Oui, l’image du Messie en est toute retournée ; c’est pourquoi les scribes d’hier et d’aujourd’hui, nous-mêmes peut-être, sont tout désorientés. En réalité, nous sommes appelés à donner visage à l’esprit de Jésus. A nous aussi de parcourir les routes de notre humanité aujourd’hui, toutes sortes de routes ; il y a celles qui traversent la Méditerranée ou le golfe de Bengale pour ceux qui cherchent un espoir de vie et qui souvent trouveront la mort, victimes d’autres hommes ; il y a tant de routes que les hommes de ce temps empruntent ; tant de frontières sur lesquelles ils se brisent. Nous ne sommes pas tous appelés à aller au loin, bien sûr, dans les grands conflits du monde (ce soir cependant je ne peux pas m’empêcher de penser à tel ou tel ancien de Sèvres, qui était ici dans cette assemblée, et qui vit maintenant à Homs, à Alep, ou auprès de réfugiés, ou encore dans bien d’autres lieux de violences ; et puis d’ailleurs certains d’entre nous, aujourd’hui rassemblés, auront certainement à connaître de telles situations…) ; à côté de ces routes plus lointaines, il y a aussi beaucoup de routes qui sont tout proches de nous, des histoires dont nous sommes témoins, des itinéraires de vie qui attendent d’être accompagnés. Jésus ne se dérobait jamais à son semblable, fidèle à l’injonction des prophètes d’autrefois. C’est ainsi qu’il était le Messie. Et nous, dans la vie de tous les jours, vivrons-nous de cet esprit ? L’accompagnerons-nous à sa manière sur les routes qu’il nous a ouvertes ?

 

On voit bien comment cela peut nous concerner très directement dans ce que nous faisons au quotidien. Nous sommes occupés à vivre dans la patience de l’étude pour scruter les Ecritures, la tradition de l’Eglise, et tout ce qui fait la pensée et la culture de l’humanité. Cela paraît bien loin des routes évoquées. En vue de quoi faisons-nous tout cela ? La question vaut d’être posée, lorsque nous finissons une année, un cycle, lorsque nous franchissons une étape de notre vie.

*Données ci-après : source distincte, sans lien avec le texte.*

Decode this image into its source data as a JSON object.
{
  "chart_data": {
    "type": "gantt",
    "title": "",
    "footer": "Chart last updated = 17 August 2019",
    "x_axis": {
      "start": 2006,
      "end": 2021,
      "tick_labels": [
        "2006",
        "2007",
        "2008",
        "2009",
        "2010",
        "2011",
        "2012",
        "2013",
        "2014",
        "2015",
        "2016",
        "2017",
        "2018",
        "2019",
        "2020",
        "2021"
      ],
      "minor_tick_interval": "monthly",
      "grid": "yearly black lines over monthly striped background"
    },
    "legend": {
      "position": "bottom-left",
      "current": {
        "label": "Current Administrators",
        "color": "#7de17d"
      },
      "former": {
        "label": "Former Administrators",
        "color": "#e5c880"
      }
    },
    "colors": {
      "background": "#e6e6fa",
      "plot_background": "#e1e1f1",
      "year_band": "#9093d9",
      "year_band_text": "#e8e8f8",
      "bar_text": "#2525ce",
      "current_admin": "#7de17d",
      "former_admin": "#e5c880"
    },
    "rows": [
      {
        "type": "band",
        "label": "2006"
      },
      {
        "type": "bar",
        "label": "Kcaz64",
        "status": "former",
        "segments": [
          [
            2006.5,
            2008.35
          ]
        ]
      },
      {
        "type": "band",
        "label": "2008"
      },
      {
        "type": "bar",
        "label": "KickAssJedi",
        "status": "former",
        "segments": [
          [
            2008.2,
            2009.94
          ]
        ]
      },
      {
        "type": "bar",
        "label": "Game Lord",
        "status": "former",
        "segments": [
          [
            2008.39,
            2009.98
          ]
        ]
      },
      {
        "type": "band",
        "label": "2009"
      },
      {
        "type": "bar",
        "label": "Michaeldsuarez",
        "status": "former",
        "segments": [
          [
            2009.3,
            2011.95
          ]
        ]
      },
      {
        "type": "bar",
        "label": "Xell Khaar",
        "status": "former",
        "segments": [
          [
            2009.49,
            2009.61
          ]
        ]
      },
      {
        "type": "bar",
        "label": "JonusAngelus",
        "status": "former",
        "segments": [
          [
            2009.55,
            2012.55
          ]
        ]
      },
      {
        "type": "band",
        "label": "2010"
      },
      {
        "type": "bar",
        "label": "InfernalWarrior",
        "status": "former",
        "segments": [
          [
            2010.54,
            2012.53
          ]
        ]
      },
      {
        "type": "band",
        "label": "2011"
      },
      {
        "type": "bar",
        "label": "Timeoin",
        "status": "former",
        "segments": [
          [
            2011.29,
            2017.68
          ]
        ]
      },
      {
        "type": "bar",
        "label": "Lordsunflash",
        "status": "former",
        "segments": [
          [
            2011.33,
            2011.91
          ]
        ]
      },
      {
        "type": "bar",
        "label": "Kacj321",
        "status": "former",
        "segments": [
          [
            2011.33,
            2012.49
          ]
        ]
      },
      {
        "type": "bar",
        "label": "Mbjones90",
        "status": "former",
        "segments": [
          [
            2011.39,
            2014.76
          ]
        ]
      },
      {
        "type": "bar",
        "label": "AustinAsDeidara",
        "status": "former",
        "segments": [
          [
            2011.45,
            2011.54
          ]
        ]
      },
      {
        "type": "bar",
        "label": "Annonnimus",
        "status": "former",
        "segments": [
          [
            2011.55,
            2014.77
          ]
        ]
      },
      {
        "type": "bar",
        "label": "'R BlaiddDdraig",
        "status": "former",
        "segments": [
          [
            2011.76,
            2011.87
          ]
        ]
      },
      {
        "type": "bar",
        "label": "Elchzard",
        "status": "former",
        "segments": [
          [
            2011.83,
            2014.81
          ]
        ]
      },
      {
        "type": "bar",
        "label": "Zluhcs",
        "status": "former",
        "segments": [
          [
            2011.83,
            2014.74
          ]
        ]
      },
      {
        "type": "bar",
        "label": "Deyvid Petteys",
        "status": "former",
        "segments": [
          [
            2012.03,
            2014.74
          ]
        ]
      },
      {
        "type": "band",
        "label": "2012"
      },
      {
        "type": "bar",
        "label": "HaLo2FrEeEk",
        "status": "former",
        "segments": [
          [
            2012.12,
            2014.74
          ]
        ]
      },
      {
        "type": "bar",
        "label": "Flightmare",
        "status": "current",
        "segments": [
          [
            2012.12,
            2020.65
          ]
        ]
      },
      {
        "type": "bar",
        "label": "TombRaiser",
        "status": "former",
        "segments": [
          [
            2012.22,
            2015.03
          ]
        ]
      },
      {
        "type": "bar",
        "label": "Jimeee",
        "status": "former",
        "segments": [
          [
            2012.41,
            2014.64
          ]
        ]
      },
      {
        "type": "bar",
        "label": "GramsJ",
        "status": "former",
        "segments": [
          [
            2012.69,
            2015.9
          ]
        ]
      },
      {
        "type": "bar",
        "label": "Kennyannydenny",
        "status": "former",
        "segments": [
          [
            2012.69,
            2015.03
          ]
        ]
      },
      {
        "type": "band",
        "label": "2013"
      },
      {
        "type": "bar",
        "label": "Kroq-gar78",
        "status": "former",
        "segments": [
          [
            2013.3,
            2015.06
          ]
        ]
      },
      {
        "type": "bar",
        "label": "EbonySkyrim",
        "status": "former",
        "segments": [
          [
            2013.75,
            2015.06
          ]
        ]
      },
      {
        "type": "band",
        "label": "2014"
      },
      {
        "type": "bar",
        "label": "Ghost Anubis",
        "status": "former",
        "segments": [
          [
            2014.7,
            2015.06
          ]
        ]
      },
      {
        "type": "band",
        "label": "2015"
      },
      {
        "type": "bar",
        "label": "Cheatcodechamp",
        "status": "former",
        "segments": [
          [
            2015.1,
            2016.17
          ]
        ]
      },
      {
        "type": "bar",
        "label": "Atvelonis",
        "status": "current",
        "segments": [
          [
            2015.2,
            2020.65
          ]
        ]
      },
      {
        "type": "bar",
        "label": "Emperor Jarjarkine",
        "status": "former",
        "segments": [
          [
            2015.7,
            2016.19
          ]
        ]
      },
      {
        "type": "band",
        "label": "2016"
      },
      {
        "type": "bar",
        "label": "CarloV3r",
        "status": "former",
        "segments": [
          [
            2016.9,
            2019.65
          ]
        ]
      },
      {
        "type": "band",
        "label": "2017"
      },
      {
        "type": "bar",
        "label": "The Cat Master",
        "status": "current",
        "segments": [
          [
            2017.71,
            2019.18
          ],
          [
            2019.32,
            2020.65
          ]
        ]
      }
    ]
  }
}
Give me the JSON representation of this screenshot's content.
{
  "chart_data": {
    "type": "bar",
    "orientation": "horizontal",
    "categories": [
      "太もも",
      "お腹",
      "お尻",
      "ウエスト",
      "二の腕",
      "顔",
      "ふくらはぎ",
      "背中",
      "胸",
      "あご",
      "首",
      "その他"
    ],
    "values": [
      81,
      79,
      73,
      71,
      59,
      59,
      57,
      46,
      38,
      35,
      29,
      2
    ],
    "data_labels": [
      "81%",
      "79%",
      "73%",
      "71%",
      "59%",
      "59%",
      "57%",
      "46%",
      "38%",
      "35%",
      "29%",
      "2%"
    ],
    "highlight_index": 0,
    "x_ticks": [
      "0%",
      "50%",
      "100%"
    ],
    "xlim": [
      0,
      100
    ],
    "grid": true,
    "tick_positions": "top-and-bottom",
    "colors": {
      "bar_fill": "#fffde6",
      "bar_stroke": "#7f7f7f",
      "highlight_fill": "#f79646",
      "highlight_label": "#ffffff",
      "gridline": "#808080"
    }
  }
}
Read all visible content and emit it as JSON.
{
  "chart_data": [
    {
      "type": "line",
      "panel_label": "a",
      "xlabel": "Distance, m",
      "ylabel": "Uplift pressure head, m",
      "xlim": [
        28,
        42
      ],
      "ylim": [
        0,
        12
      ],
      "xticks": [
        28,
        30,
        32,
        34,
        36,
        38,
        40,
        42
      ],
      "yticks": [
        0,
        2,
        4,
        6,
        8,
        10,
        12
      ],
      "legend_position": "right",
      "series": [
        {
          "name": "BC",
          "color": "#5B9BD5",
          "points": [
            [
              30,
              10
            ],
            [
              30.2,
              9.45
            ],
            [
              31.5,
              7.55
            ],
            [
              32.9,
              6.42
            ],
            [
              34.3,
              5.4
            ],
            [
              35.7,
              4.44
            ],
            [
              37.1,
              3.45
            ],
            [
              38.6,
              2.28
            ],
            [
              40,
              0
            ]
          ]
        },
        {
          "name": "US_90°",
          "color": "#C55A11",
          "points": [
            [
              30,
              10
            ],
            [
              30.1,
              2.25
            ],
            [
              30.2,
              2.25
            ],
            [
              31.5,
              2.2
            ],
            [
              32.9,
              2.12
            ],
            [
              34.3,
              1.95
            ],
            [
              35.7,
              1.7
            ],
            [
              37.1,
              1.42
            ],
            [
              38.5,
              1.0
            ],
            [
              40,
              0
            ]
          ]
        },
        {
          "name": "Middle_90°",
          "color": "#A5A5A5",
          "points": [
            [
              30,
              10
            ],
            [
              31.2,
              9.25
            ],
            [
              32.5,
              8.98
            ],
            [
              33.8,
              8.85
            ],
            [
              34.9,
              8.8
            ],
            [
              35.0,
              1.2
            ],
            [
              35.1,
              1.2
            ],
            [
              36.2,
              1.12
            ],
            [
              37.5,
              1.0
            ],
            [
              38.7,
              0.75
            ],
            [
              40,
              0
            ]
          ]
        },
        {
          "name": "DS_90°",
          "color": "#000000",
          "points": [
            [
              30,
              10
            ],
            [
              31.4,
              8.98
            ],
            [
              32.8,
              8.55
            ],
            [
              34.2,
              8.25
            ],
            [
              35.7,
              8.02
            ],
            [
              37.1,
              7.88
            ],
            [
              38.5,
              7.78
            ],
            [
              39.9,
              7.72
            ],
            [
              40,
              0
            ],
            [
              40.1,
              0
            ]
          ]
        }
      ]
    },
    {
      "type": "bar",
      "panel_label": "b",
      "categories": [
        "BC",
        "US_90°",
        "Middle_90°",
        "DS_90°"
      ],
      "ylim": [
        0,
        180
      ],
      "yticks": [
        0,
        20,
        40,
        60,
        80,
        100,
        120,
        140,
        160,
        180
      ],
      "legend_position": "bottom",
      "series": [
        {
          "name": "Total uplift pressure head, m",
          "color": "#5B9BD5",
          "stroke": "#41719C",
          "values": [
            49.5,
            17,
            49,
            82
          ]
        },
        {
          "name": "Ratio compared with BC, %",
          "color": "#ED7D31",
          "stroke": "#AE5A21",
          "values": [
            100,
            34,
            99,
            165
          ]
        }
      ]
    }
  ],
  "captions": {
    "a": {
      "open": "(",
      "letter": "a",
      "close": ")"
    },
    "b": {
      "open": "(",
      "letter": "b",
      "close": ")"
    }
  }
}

Le travail de la pensée n’a pas pour but d’empiler de l’érudition, ou de rendre plus subtile notre connaissance du Mystère de Dieu ; l’enjeu n’est pas de  complexifier ou de compliquer ; il est de simplifier notre savoir pour que l’essentiel se découvre dans sa nouveauté (mais cela demande beaucoup de travail) ; le but n’est surtout pas de fermer ou de durcir le cœur, et de se repaître de doctrine et de légalisme ; le monde d’aujourd’hui n’a pas besoin qu’on lui assène avec suffisance ce que l’on croit être des vérités. Il attend d’être visité par la Charité, celle dont nous parle si bien saint Paul ; il attend une inspiration pour vivre sa condition avec le plus de profondeur ; il espère un avenir. Comme Jésus, il nous faut emprunter des routes que nous ne connaissons pas, ou mal. Nous ne savons pas par où elles passeront. Mais nous avons confiance qu’elles ne finiront pas en impasses. Nous ne savons pas à l’avance ce que nous aurons à dire ou à faire chaque fois. Cela nous sera donné pour autant que nous aurons été façonnés par la bonté de Dieu.

 

Jésus est fils d’Adam, fils de David, fils bien aimé de Dieu. Fils de la terre et fils du Père, pour que nous soyons nous-mêmes enfants de la terre et enfants d’un même Père : pour qu’en Dieu nous aimions le monde et soyons des artisans de réconciliation. Puisse alors le travail de l’intelligence être un acte de sagesse, une action de grâces envers ce Seigneur qui ne cesse de s’approcher de nous pour qu’ensemble nous soyons présents à la terre d’une manière toujours plus vraie. Alors nos énergies n’auront pas été déployées sans effet.

 

Bonne route à chacun de nous, avec Jésus le Seigneur.